Michael Hancock will be the 45th mayor of Denver.  The two term city councilman beat former State Senator Chris Romer easily last night to take the city’s top job.  Colorado Public Radio’s Ben Markus reports. 

 


 

 

A campaign that lasted more than a year was over quickly last night.  Moments after the first batch of votes were counted, Hancock had a commanding lead, and just after 8pm Romer had conceded. 

Hancock took to the stage to address a room full of jubilant supporters -- reinforcing his message of inclusiveness.

Hancock: I’m excited and honored to be the one to work with you to bring our city together.

On the stage behind Hancock were dozens of supporters -- outgoing mayor Bill Vidal, former Governor Bill Ritter, and former mayor Wellington Webb.  Hancock proceeded to outline his priorities for the city.

Hancock: We will begin out work now to recruit new businesses and jobs to Denver, to create our Denver education compact, to deliver our balanced budget to our city council in September, and begin to restore the public trust in the public...in the police department.

And now he has the mandate to tackle some of these problems. 

It was clear from public polls leading up to the election that Hancock had a good chance of winning.  But Paul Teske a professor of Political Science at CU-Denver said he was surprised by the large margin of victory.  He says there weren’t any big issues dividing the candidates.

Teske: Both candidates had pretty similar ideas on the issues, and in a lot of ways then I think it became more of a personality referendum on the issues.

That was true for Anne Murdock who voted for Hancock.  Earlier in the day she was at the Washington Park Rec Center to drop off her ballot.

Murdock: I have a tremendous amount of respect for him. I respect what he has done in his career, I think he’s very smart, full of integrity, has great principals and policies and I also admired his positive campaigning.

Hancock introduced himself to Denver voters with an ad campaign designed by a political consultant who worked on President Barack Obama’s campaign.  It emphasized his difficult upbringing and hopeful message.  Romer meanwhile took heat for airing negative ads that questioned Hancock’s vote to raise city council pay.  Romer eventually pulled the commercial.

For his part, Romer urged his supporters to unite behind the mayor-elect because the city faces many challenges -- like high unemployment, low graduation rates, and a looming budget deficit.

Romer: We have some work to do. That's why it's important that we all immediately join mayor-elect Michael Hancock to address these changes. Denverites are problem solvers – you all have proved it, we need to join together.

Romer ran the most expensive political race in Denver history.  He loaned the campaign nearly $700,000.  And Romer had a chance capture the Latino vote with an endorsement of former mayor Federico Pena and former candidate James Mejia.  But in the end neither brought in enough votes to make a difference.
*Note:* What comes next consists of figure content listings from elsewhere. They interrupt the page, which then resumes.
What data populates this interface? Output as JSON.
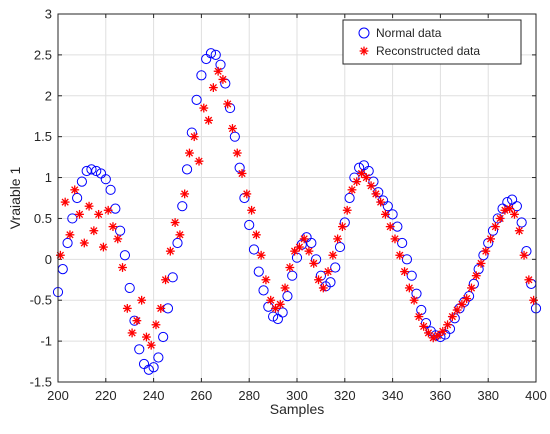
{
  "chart_data": {
    "type": "scatter",
    "title": "",
    "xlabel": "Samples",
    "ylabel": "Vraiable 1",
    "xlim": [
      200,
      400
    ],
    "ylim": [
      -1.5,
      3
    ],
    "xticks": [
      200,
      220,
      240,
      260,
      280,
      300,
      320,
      340,
      360,
      380,
      400
    ],
    "yticks": [
      -1.5,
      -1,
      -0.5,
      0,
      0.5,
      1,
      1.5,
      2,
      2.5,
      3
    ],
    "xtick_labels": [
      "200",
      "220",
      "240",
      "260",
      "280",
      "300",
      "320",
      "340",
      "360",
      "380",
      "400"
    ],
    "ytick_labels": [
      "-1.5",
      "-1",
      "-0.5",
      "0",
      "0.5",
      "1",
      "1.5",
      "2",
      "2.5",
      "3"
    ],
    "grid": true,
    "legend_position": "top-right",
    "colors": {
      "normal": "#0000ff",
      "reconstructed": "#ff0000"
    },
    "series": [
      {
        "name": "Normal data",
        "marker": "circle",
        "x": [
          200,
          202,
          204,
          206,
          208,
          210,
          212,
          214,
          216,
          218,
          220,
          222,
          224,
          226,
          228,
          230,
          232,
          234,
          236,
          238,
          240,
          242,
          244,
          246,
          248,
          250,
          252,
          254,
          256,
          258,
          260,
          262,
          264,
          266,
          268,
          270,
          272,
          274,
          276,
          278,
          280,
          282,
          284,
          286,
          288,
          290,
          292,
          294,
          296,
          298,
          300,
          302,
          304,
          306,
          308,
          310,
          312,
          314,
          316,
          318,
          320,
          322,
          324,
          326,
          328,
          330,
          332,
          334,
          336,
          338,
          340,
          342,
          344,
          346,
          348,
          350,
          352,
          354,
          356,
          358,
          360,
          362,
          364,
          366,
          368,
          370,
          372,
          374,
          376,
          378,
          380,
          382,
          384,
          386,
          388,
          390,
          392,
          394,
          396,
          398,
          400
        ],
        "y": [
          -0.4,
          -0.12,
          0.2,
          0.5,
          0.75,
          0.95,
          1.08,
          1.1,
          1.08,
          1.05,
          0.98,
          0.85,
          0.62,
          0.35,
          0.05,
          -0.35,
          -0.75,
          -1.1,
          -1.28,
          -1.35,
          -1.32,
          -1.2,
          -0.95,
          -0.6,
          -0.22,
          0.2,
          0.65,
          1.1,
          1.55,
          1.95,
          2.25,
          2.45,
          2.52,
          2.5,
          2.38,
          2.15,
          1.85,
          1.5,
          1.12,
          0.75,
          0.42,
          0.12,
          -0.15,
          -0.38,
          -0.58,
          -0.7,
          -0.73,
          -0.65,
          -0.45,
          -0.2,
          0.02,
          0.18,
          0.27,
          0.2,
          0,
          -0.2,
          -0.33,
          -0.28,
          -0.1,
          0.15,
          0.45,
          0.75,
          1.0,
          1.12,
          1.15,
          1.08,
          0.95,
          0.82,
          0.72,
          0.65,
          0.55,
          0.4,
          0.2,
          0,
          -0.2,
          -0.42,
          -0.62,
          -0.78,
          -0.88,
          -0.93,
          -0.95,
          -0.92,
          -0.85,
          -0.72,
          -0.6,
          -0.52,
          -0.45,
          -0.3,
          -0.12,
          0.05,
          0.2,
          0.35,
          0.5,
          0.62,
          0.7,
          0.73,
          0.65,
          0.45,
          0.1,
          -0.3,
          -0.6
        ]
      },
      {
        "name": "Reconstructed data",
        "marker": "asterisk",
        "x": [
          201,
          203,
          205,
          207,
          209,
          211,
          213,
          215,
          217,
          219,
          221,
          223,
          225,
          227,
          229,
          231,
          233,
          235,
          237,
          239,
          241,
          243,
          245,
          247,
          249,
          251,
          253,
          255,
          257,
          259,
          261,
          263,
          265,
          267,
          269,
          271,
          273,
          275,
          277,
          279,
          281,
          283,
          285,
          287,
          289,
          291,
          293,
          295,
          297,
          299,
          301,
          303,
          305,
          307,
          309,
          311,
          313,
          315,
          317,
          319,
          321,
          323,
          325,
          327,
          329,
          331,
          333,
          335,
          337,
          339,
          341,
          343,
          345,
          347,
          349,
          351,
          353,
          355,
          357,
          359,
          361,
          363,
          365,
          367,
          369,
          371,
          373,
          375,
          377,
          379,
          381,
          383,
          385,
          387,
          389,
          391,
          393,
          395,
          397,
          399
        ],
        "y": [
          0.05,
          0.7,
          0.3,
          0.85,
          0.55,
          0.2,
          0.65,
          0.35,
          0.55,
          0.15,
          0.6,
          0.4,
          0.25,
          -0.1,
          -0.6,
          -0.9,
          -0.75,
          -0.5,
          -0.95,
          -1.05,
          -0.8,
          -0.6,
          -0.25,
          0.1,
          0.45,
          0.3,
          0.8,
          1.3,
          1.5,
          1.2,
          1.85,
          1.7,
          2.1,
          2.3,
          2.2,
          1.9,
          1.6,
          1.3,
          1.05,
          0.8,
          0.6,
          0.3,
          0.05,
          -0.25,
          -0.5,
          -0.6,
          -0.55,
          -0.35,
          -0.1,
          0.1,
          0.15,
          0.25,
          0.1,
          -0.05,
          -0.25,
          -0.35,
          -0.15,
          0.05,
          0.25,
          0.4,
          0.6,
          0.85,
          0.95,
          1.05,
          1.0,
          0.9,
          0.8,
          0.7,
          0.55,
          0.4,
          0.25,
          0.05,
          -0.15,
          -0.35,
          -0.5,
          -0.7,
          -0.82,
          -0.9,
          -0.96,
          -0.93,
          -0.88,
          -0.8,
          -0.7,
          -0.62,
          -0.55,
          -0.48,
          -0.35,
          -0.2,
          -0.05,
          0.1,
          0.25,
          0.4,
          0.5,
          0.6,
          0.62,
          0.55,
          0.35,
          0.05,
          -0.25,
          -0.5
        ]
      }
    ]
  }
}
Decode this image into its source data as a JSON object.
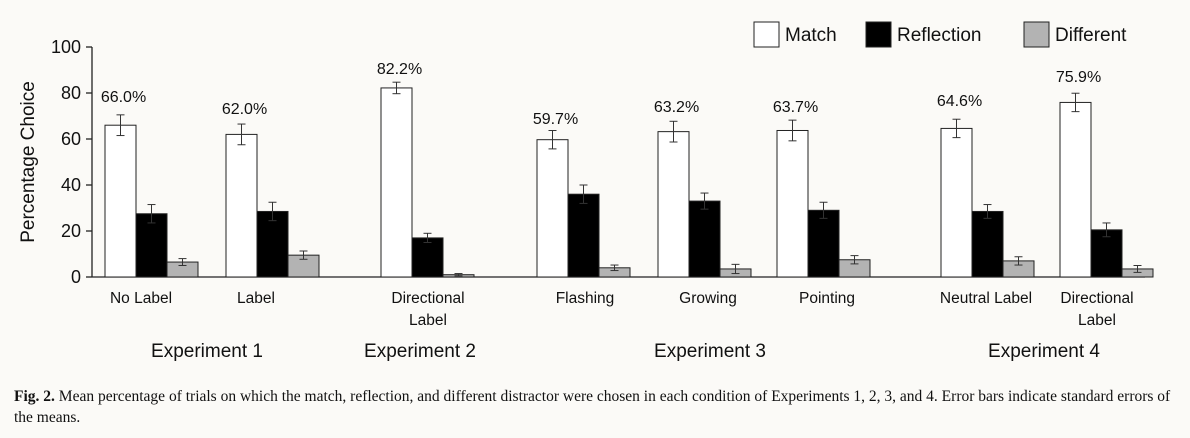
{
  "chart_data": {
    "type": "bar",
    "ylabel": "Percentage Choice",
    "xlabel": "",
    "ylim": [
      0,
      100
    ],
    "yticks": [
      0,
      20,
      40,
      60,
      80,
      100
    ],
    "legend_position": "top-right",
    "grid": false,
    "series": [
      {
        "name": "Match",
        "color": "#ffffff",
        "values": [
          66.0,
          62.0,
          82.2,
          59.7,
          63.2,
          63.7,
          64.6,
          75.9
        ],
        "errors": [
          4.5,
          4.5,
          2.5,
          4.0,
          4.5,
          4.5,
          4.0,
          4.0
        ]
      },
      {
        "name": "Reflection",
        "color": "#000000",
        "values": [
          27.5,
          28.5,
          17.0,
          36.0,
          33.0,
          29.0,
          28.5,
          20.5
        ],
        "errors": [
          4.0,
          4.0,
          2.0,
          4.0,
          3.5,
          3.5,
          3.0,
          3.0
        ]
      },
      {
        "name": "Different",
        "color": "#b3b3b3",
        "values": [
          6.5,
          9.5,
          1.0,
          4.0,
          3.5,
          7.5,
          7.0,
          3.5
        ],
        "errors": [
          1.5,
          1.8,
          0.5,
          1.2,
          2.0,
          1.8,
          1.8,
          1.5
        ]
      }
    ],
    "match_value_labels": [
      "66.0%",
      "62.0%",
      "82.2%",
      "59.7%",
      "63.2%",
      "63.7%",
      "64.6%",
      "75.9%"
    ],
    "conditions": [
      {
        "label": [
          "No Label"
        ],
        "experiment": 1
      },
      {
        "label": [
          "Label"
        ],
        "experiment": 1
      },
      {
        "label": [
          "Directional",
          "Label"
        ],
        "experiment": 2
      },
      {
        "label": [
          "Flashing"
        ],
        "experiment": 3
      },
      {
        "label": [
          "Growing"
        ],
        "experiment": 3
      },
      {
        "label": [
          "Pointing"
        ],
        "experiment": 3
      },
      {
        "label": [
          "Neutral Label"
        ],
        "experiment": 4
      },
      {
        "label": [
          "Directional",
          "Label"
        ],
        "experiment": 4
      }
    ],
    "experiments": [
      "Experiment 1",
      "Experiment 2",
      "Experiment 3",
      "Experiment 4"
    ]
  },
  "caption": {
    "figure_label": "Fig. 2.",
    "text": "Mean percentage of trials on which the match, reflection, and different distractor were chosen in each condition of Experiments 1, 2, 3, and 4. Error bars indicate standard errors of the means."
  }
}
Hancock now turns his attention to being mayor.  Most importantly, the city must grapple with a 100-million dollar budget shortfall.

Hancock: And we’ll work together to understand what the menu of options are going forward so we can present a balanced budget to city council in September.

Tough choices are looming -- serious cuts to city services or tax increases may be needed.  But -- for now -- he gets to savor the victory.